Verfahrensgang

LSG Niedersachsen (Urteil vom 24.09.1987; Aktenzeichen L 10 Lw 9/87)

 

Tenor

Die Revision der Klägerin gegen das Urteil des Landessozialgerichts Niedersachsen vom 24. September 1987 wird zurückgewiesen.

Die Beteiligten haben einander außergerichtliche Kosten auch für das Revisionsverfahren nicht zu erstatten.

 

Tatbestand

I

Die Klägerin verlangt im anhängigen Verfahren von der Beklagten Pflichtbeiträge zur gesetzlichen Krankenversicherung und zur gesetzlichen Rentenversicherung sowie Beiträge zur Beklagten einschließlich Säumniszuschlägen und Vollstreckungskosten in Höhe von rund 300.000,– DM, welche von dem früheren Unternehmer S. (S.) nicht entrichtet worden sind. Mit ihrer Klage ist sie in beiden Vorinstanzen ohne Erfolg geblieben.

In der Zeit von Oktober 1979 bis März 1982 führte S. als selbständiger Bauunternehmer für andere Baufirmen Arbeiten aus. Er beschäftigte hauptsächlich ausländische Arbeitnehmer für regelmäßig weniger als 3 Monate. Diese meldete er bei der Klägerin nicht an und zahlte keine Beiträge. Irgendwelche Lohnunterlagen sind nicht auffindbar. Durch Beschluß vom 26. Juni 1984 lehnte das Amtsgericht Braunschweig die Eröffnung des Konkursverfahrens über das Vermögen des S. mangels Masse ab. S. wurde ua wegen der Nichtabführung von Sozialversicherungsbeiträgen zu einer Freiheitsstrafe verurteilt. Die Große Strafkammer des Landgerichts Braunschweig errechnete, daß insgesamt wenigstens 271.997,38 DM an Sozialversicherungsbeiträgen hätten entrichtet werden müssen. In dieser Höhe beantragte die Klägerin mit Schreiben vom 19. Juli 1984 bei der Beklagten Beiträge sowie außerdem Säumniszuschläge und Vollstreckungskosten. Sie übersandte der Beklagten eine Erklärung des S., worin dieser versicherte, daß die bei ihm Beschäftigten nicht länger als 3 Monate tätig waren. Sie seien auch nicht wiederholt eingesetzt worden.

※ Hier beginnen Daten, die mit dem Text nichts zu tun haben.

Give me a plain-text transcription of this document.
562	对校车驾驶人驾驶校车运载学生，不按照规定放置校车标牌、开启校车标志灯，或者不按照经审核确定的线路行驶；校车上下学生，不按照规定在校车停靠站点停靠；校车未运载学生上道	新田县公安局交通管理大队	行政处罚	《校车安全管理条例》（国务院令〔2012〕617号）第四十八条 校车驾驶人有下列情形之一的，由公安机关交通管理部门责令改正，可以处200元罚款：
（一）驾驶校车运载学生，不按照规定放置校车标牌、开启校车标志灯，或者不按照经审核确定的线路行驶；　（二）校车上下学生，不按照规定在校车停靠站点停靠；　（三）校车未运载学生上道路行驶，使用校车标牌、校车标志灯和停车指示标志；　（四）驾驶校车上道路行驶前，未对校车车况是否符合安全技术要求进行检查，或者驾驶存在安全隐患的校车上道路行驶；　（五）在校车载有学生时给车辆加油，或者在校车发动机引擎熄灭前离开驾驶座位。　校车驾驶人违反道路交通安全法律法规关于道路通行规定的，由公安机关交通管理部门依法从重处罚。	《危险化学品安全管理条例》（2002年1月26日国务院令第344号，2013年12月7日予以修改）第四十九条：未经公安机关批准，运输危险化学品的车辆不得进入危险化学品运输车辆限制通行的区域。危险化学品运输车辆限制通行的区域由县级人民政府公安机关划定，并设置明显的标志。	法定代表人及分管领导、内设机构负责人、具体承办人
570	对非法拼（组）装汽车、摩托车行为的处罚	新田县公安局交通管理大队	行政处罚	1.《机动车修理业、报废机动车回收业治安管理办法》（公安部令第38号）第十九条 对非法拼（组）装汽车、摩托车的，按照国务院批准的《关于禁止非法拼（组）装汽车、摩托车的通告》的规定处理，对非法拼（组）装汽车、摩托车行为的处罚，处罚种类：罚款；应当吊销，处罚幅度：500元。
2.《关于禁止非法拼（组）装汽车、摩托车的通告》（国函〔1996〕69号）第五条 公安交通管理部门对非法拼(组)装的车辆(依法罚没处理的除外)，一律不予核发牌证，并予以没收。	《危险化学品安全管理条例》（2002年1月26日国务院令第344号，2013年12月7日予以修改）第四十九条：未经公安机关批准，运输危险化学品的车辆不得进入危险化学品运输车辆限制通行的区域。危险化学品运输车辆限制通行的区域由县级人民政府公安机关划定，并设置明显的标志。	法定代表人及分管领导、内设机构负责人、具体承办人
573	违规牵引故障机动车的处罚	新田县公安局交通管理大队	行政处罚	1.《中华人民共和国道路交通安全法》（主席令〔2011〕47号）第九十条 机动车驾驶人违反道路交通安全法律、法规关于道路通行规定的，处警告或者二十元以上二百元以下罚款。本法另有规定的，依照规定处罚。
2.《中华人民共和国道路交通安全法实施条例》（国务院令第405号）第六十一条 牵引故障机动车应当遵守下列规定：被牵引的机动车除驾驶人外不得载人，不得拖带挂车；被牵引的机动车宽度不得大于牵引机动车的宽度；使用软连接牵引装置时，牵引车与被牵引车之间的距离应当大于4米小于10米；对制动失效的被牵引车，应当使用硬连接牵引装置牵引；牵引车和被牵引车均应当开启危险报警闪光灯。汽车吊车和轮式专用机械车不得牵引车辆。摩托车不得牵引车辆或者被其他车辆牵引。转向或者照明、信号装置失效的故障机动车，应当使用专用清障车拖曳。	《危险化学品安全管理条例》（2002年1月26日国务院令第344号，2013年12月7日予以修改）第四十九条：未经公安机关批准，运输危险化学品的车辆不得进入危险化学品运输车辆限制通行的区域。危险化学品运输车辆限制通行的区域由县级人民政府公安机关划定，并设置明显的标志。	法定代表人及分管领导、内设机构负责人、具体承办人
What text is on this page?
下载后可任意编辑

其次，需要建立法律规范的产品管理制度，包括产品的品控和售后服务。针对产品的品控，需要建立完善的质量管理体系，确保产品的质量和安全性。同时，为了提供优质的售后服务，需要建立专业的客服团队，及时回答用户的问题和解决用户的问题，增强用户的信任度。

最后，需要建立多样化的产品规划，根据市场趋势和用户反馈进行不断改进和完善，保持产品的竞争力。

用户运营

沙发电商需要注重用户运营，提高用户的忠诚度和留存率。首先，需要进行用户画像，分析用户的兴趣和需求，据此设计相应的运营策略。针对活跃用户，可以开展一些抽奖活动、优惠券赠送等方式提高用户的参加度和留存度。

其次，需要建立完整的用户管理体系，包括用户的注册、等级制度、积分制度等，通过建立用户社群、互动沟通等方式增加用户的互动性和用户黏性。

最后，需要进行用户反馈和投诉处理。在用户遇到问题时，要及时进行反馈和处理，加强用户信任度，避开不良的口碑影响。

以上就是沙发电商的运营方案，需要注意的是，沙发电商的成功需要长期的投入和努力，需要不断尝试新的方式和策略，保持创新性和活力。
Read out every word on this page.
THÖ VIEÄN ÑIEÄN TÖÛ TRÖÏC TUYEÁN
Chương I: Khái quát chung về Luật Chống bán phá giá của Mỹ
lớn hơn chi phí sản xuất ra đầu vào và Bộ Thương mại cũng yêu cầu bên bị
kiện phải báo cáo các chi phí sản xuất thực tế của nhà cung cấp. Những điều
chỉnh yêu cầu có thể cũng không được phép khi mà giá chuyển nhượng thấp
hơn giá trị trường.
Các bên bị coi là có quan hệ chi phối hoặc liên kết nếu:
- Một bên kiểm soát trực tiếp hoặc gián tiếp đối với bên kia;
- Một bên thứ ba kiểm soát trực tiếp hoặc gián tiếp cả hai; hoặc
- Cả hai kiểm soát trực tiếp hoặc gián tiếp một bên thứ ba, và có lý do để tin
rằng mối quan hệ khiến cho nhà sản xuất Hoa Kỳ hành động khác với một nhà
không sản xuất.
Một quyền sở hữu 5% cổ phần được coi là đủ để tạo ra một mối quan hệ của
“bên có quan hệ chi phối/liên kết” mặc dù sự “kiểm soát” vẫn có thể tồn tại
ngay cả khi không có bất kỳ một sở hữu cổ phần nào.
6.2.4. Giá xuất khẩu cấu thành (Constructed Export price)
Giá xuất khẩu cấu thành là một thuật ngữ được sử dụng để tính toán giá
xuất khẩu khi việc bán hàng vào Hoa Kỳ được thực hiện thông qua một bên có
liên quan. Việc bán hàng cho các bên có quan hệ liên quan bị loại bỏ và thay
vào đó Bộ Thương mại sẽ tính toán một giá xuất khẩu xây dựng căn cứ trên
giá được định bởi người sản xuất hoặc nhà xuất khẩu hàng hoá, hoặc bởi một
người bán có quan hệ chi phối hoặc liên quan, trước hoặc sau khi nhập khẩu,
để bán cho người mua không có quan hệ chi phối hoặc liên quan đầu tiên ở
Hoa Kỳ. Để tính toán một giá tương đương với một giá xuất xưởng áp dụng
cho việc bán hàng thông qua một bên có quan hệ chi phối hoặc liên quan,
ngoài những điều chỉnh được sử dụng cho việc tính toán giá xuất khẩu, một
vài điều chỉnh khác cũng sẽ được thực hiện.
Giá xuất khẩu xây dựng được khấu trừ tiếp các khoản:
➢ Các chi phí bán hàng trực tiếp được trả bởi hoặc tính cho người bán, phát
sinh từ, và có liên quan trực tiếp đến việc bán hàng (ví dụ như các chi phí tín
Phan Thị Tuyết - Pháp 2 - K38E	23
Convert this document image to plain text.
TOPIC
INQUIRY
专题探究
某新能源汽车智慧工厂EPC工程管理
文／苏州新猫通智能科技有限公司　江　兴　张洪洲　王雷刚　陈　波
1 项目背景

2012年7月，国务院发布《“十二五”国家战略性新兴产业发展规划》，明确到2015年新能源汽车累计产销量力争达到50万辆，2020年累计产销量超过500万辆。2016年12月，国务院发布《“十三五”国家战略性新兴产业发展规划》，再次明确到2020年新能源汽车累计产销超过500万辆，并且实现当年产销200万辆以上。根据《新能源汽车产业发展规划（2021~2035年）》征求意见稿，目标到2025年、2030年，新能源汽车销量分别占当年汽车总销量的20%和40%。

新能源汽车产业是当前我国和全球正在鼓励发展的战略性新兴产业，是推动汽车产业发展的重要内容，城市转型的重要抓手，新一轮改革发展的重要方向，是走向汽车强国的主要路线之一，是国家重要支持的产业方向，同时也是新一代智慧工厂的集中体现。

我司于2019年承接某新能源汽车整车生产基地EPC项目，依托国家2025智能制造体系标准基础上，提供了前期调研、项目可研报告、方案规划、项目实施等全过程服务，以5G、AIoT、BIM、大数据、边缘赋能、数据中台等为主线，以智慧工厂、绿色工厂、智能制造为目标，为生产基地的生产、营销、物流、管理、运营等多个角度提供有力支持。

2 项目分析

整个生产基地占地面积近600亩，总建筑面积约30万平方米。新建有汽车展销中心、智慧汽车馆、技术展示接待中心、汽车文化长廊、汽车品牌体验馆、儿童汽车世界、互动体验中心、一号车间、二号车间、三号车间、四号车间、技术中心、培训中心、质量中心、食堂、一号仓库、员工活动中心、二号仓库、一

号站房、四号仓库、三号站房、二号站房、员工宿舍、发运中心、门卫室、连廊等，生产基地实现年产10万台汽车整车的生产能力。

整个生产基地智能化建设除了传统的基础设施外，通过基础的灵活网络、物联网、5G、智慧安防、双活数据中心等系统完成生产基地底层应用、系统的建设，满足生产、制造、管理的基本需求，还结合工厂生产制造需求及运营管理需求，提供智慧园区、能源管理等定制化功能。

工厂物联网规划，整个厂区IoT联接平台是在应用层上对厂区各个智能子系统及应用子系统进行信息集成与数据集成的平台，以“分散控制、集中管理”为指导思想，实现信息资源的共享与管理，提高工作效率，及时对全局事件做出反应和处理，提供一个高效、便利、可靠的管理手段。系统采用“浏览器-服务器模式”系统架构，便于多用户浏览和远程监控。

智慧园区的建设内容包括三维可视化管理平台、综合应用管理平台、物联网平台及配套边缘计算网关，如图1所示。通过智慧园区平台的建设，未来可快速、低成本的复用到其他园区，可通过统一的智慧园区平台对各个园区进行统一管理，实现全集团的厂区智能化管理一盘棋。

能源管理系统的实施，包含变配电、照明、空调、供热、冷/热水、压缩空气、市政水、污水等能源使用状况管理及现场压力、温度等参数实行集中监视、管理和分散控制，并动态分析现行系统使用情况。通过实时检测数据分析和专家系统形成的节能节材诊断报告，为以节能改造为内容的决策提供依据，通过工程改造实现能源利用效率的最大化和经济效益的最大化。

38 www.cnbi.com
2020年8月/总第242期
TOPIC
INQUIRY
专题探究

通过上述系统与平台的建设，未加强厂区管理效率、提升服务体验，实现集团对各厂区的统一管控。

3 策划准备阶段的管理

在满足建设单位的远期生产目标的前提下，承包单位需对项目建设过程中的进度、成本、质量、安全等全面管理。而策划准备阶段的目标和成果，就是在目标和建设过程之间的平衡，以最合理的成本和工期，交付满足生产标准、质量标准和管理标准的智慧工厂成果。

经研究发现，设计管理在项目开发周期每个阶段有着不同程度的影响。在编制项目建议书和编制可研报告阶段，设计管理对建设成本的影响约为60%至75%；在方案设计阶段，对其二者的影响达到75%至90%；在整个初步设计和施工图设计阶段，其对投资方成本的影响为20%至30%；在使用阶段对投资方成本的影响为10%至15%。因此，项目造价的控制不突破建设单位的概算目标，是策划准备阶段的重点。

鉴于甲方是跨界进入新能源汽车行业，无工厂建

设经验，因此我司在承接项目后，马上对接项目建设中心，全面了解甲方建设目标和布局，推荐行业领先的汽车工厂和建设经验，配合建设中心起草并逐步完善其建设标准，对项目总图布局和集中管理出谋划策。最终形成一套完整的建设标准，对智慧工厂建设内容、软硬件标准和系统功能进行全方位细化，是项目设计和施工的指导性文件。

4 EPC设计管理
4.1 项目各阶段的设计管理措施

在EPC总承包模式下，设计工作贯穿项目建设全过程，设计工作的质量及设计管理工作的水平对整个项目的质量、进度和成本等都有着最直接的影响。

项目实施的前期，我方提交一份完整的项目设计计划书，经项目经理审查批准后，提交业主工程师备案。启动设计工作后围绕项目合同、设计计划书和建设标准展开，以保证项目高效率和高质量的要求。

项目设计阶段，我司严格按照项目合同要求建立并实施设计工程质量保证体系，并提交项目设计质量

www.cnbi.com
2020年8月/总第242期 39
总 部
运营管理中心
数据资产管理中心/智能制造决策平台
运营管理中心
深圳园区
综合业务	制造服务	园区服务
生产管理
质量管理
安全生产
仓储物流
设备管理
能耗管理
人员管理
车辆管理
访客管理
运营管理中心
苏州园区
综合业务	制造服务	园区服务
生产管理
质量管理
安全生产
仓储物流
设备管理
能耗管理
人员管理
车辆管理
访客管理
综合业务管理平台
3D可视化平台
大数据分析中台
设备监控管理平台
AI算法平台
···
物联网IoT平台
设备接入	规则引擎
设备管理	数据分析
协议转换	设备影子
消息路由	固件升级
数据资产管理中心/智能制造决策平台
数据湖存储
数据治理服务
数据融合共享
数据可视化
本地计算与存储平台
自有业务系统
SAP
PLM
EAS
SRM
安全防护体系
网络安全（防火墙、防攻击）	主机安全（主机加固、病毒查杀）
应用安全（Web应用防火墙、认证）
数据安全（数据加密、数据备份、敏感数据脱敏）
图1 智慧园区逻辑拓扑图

Durch ihren Bescheid vom 17. Januar 1985 lehnte die Beklagte die Zahlung der beantragten Beiträge und Kosten ab, weil die Angaben des S. nicht glaubwürdig seien und daher nicht davon ausgegangen werden könne, daß die einzelnen Arbeitnehmer nur bis zu 3 Monaten in einem Beschäftigungsverhältnis bei S. gestanden hätten.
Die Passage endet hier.